Meat free eating helps diabetics lose weight
Research demonstrates veggie dieters are twice as likely to shed pounds as omnivores
If you’re diabetic and carrying a little more weight than you’d like, then it may be time to cut out the meat. That’s the conclusion of a new study showing standard weight-loss regimes are half as effective for people with type 2 diabetes.
The condition occurs when the pancreas doesn’t produce enough insulin to function properly, or the body’s cells don’t react to insulin, meaning glucose stays in the blood and isn’t used as fuel for energy. Type 2 diabetes is often associated with obesity and keeping to a healthy weight can help people control their symptoms and avoid complications.
Conducted in the Czech Republic and US, and funded by the Ministry of Health in Prague, the research involved 74 men and women with the condition and a body mass index (BMI) over 25, meaning they are classed as overweight.
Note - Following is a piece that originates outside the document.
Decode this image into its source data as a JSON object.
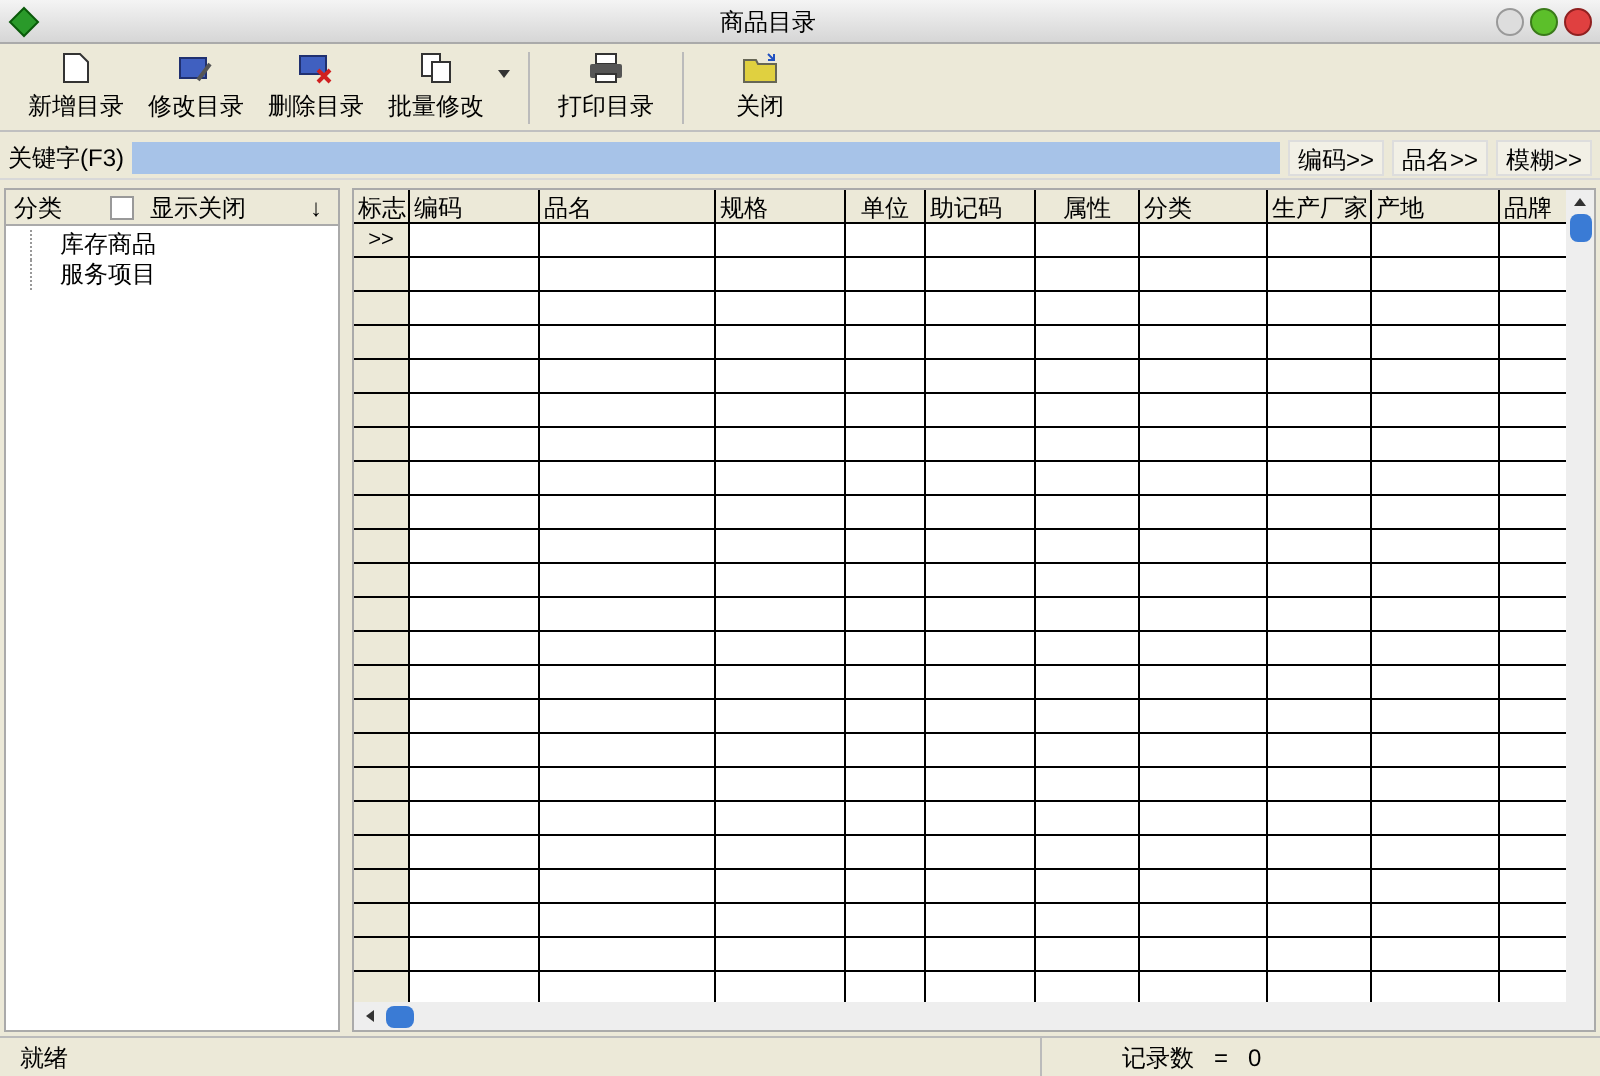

They were asked to tuck into different food designed to help them reduce their daily calories by 500, with half the cohort being put on a vegetarian diet – in fact, almost a vegan diet, since yoghurt was the only animal product allowed – and the other a standard diet recommended for diabetics.
Other than changing what they ate and carrying out an exercise routine three times a week, the participants had to stick to their usual routines and habits. Over six months, the study found that the meat free eaters lost more weight than the omnivore dieters – 6.2kg, compared to 3.2kg – as well as more body fat.
Lead author Dr Hana Kahleova said the findings were important for people who are trying to lose weight, including those with type 2 diabetes: “But it is also relevant to anyone who takes their weight management seriously and wants to stay lean and healthy. Vegetarian diets proved to be the most effective diets for weight loss. However, we also showed that a vegetarian diet is much more effective at reducing muscle fat, thus improving metabolism.”
The results were skewed slightly by the fact that more people stuck to the meat free diet than stuck to the omnivorous one – 55 per cent kept strictly to their veggie regimen, compared with only 32 per cent on the other diet – but that could just show that when it comes to keeping people interested in healthy eating, deliciousness is a factor too.